Talvez ainda regresse hoje à feira no último dia. Talvez.
Zodiac
Zodiac poderia ter sido um grande filme, se tivesse sido menos fiel aos factos em redor da série de crimes que ocorreram em S. Francisco, nos anos 60 e 70. Da forma como foi realizado, assistimos a uma obra que se centra em obsessões.

Na obsessão de um assassino que o leva a pôr fim às vidas de pessoas inocentes. Na obsessão de um jornalista consciente de esta ser provavelmente a reportagem mais decisiva da sua vida. Na obsessão de um cartonista que não irá ter paz na sua vida até que descubra a identidade do assassino. Na obsessão de um polícia, determinado a encontrar a solução para os crimes. E, finalmente, na obsessão de um realizador em retratar até à exaustão a busca destes homens pela verdade sobre a identidade do assassino.
Baseado em factos verídicos, a história tem o mérito de ser notavelmente construída em torno dos detalhes da investigação policial e jornalística do serial-killer que passou a ser conhecido pelo nome de Zodiac.

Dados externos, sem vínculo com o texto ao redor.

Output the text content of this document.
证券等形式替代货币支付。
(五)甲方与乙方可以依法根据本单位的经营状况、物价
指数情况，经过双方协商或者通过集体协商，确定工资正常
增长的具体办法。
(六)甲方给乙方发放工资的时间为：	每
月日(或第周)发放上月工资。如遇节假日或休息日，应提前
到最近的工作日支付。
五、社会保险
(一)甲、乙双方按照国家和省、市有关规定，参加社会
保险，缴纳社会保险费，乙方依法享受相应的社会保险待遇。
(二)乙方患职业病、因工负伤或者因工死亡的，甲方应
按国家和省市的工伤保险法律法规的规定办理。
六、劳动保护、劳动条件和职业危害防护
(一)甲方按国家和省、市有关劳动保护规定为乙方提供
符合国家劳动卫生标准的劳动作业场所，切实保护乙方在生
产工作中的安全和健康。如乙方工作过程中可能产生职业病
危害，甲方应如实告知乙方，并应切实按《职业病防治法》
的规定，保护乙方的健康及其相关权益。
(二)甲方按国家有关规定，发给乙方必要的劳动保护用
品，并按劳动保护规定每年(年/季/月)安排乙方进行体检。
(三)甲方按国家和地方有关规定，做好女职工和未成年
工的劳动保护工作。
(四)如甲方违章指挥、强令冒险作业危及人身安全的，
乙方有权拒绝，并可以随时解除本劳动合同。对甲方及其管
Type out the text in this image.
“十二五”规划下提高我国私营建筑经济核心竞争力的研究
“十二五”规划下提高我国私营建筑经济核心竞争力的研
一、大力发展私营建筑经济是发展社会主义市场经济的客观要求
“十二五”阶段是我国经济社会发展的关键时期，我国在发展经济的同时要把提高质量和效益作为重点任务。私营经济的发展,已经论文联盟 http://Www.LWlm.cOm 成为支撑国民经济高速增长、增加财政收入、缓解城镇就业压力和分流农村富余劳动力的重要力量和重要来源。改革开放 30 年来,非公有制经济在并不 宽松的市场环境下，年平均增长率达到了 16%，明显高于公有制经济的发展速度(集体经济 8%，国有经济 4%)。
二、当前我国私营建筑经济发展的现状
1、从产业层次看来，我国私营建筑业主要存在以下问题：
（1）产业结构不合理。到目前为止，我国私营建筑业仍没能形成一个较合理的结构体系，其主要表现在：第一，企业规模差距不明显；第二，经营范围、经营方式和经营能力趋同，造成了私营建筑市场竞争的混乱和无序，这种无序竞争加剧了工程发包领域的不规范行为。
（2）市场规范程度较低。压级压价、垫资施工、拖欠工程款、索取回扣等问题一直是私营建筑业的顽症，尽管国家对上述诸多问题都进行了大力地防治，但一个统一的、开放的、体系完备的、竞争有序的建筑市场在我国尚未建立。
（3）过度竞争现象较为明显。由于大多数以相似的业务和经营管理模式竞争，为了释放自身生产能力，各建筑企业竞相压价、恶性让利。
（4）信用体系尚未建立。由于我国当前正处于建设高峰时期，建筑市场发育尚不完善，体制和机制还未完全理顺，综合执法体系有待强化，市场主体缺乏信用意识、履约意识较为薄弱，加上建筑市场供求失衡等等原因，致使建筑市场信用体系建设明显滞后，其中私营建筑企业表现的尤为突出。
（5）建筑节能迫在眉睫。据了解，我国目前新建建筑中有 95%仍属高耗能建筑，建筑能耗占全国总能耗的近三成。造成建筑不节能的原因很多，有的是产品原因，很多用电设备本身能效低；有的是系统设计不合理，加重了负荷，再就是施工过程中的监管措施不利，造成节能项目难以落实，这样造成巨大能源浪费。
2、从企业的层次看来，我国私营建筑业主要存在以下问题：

É um filme de homens, e o casting não poderia estar melhor composto, com alguns dos melhores actores da actualidade. Robert Downey Jr. é sempre especial nos papéis que desempenha e a sua interpretação do jornalista Paul Avery é talvez a que mais confere um feeling seventies ao filme. Jake Gyllenhaal cumpre o seu papel como sempre, mas talvez tenha admirado mais a interpretação de Mark Ruffalo, Anthony Edwards e até Brian Cox. Uma nota muito positiva também para Chloe Sevigny que acabou por assentar que nem uma luva.
No entanto, sentimos a falta de algo em Zodiac e provavemente o que terá retirado toda a força cinematográfica ao filme é a sensação de que o realizador tomou a decisão de se comprometer com a verdade dos factos. Independentemente do rigor e verdade que ninguém pode negar estar presente em Zodiac, acabam por ter o efeito de inviabilizar uma obra verdadeiramente fascinante.
Após duas horas em que a minúcia dos pormenores toma de assalto o espectador, vem a consciência de que ainda restam mais 30 minutos de filme, indo estes ainda mais ao fundo da investigação, se possível. Por esta altura, o espectador está já cansado e anseia pela luz ao fundo do túnel, ou neste caso, a luz que se acende na sala e anuncia o final do filme, e sim, já podemos ir para casa.
Não podemos culpar os minimamente familiarizados com a obra de David Fincher, autor de dois grandes clássicos do cinema dos anos 90, 7even e Fight Club, por estarem à espera de um outro filme, quiçá mais cinematográfico, com tudo o que este termo implica, e menos factual.